Yep, they used to wire the hot water cylinder & 1/2 the stove ( or all of it ) to one phase ( say Red ) and everything else to Blue. Next doors would get a Blue hotwater cylinder & oven, and the rest of the house was White. While the next house got White hot water & stove & everything else is Red.
That way, over 3 houses there would be a average drawing of electricity over all three phases, in theory. But, if somebody wasn't home at one house, since it was done like this down the whole street, it did average out by the time you measure it at the transformer.
aredwood,
Jun 28, 8:17pm
And my old street has exactly this system as well. Late 60s, underground cables from new.
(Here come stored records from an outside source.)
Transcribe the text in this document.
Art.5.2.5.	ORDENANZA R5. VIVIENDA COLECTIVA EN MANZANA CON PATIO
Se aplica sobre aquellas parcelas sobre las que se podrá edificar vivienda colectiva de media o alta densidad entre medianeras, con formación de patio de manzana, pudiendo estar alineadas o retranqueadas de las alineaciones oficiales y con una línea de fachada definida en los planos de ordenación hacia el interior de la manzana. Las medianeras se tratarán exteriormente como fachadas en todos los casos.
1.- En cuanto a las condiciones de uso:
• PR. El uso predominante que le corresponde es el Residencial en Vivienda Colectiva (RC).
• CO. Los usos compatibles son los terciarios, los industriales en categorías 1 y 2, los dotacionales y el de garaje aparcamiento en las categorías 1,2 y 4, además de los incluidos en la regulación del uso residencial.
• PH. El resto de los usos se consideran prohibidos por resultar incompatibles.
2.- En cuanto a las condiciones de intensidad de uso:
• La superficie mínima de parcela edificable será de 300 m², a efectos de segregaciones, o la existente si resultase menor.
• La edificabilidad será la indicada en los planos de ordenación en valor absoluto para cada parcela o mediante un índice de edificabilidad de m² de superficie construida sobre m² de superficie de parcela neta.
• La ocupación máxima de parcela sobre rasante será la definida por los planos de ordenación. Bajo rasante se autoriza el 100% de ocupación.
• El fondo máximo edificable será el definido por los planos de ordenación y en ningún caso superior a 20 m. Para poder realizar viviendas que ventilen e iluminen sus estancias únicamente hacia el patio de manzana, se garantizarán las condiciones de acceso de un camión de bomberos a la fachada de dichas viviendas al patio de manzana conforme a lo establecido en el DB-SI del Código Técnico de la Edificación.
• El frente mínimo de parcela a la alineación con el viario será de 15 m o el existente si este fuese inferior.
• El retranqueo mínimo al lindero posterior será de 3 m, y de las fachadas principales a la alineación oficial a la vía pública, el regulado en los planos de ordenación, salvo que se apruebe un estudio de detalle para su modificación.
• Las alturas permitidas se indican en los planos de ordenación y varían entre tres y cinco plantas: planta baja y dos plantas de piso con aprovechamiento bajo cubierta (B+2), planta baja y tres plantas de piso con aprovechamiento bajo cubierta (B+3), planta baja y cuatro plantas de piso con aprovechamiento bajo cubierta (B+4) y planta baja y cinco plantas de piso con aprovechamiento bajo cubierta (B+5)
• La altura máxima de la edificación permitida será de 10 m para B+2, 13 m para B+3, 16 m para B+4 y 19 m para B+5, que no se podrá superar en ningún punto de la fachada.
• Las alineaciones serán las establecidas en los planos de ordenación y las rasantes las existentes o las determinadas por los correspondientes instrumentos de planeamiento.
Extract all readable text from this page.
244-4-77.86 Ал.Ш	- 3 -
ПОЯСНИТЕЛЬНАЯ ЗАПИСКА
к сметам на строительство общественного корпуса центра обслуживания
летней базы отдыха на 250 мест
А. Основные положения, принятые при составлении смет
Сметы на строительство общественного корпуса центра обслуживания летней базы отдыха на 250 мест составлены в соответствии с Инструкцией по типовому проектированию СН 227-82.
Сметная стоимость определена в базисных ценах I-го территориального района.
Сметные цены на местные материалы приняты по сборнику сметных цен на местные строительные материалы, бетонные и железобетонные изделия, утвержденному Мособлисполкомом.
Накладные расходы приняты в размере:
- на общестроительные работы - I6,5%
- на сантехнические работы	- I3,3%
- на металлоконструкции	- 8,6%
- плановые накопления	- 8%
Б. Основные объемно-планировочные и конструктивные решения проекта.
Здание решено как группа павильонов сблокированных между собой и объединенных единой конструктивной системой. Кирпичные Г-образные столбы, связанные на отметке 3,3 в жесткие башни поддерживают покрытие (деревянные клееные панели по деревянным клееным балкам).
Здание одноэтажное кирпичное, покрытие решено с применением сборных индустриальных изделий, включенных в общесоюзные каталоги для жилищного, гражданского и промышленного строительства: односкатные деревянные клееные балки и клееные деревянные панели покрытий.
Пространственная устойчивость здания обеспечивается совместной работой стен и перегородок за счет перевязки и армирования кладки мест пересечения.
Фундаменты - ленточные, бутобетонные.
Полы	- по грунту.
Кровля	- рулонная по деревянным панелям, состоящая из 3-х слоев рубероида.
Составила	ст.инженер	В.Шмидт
New (to me) house already has 2 phase. And there are overhead wires in the street, as well as overhead to the house. Will be far easier to get it upgraded to 3 phase.
stevo2,
Jun 29, 12:51am
Incorrect. When I built my house back in 05, my sparky said I would need 2 phases as it was large and a single phase probably wouldnt cope with the load. Several of the homes our company build have 2 phases for the same reason.
tweake,
Jul 18, 2:06pm
even if you have all 3 phases running past your house thats doesn't mean you can get it. all depends on loading and how they have done the equalizing of loads. only power co will know if you can or not.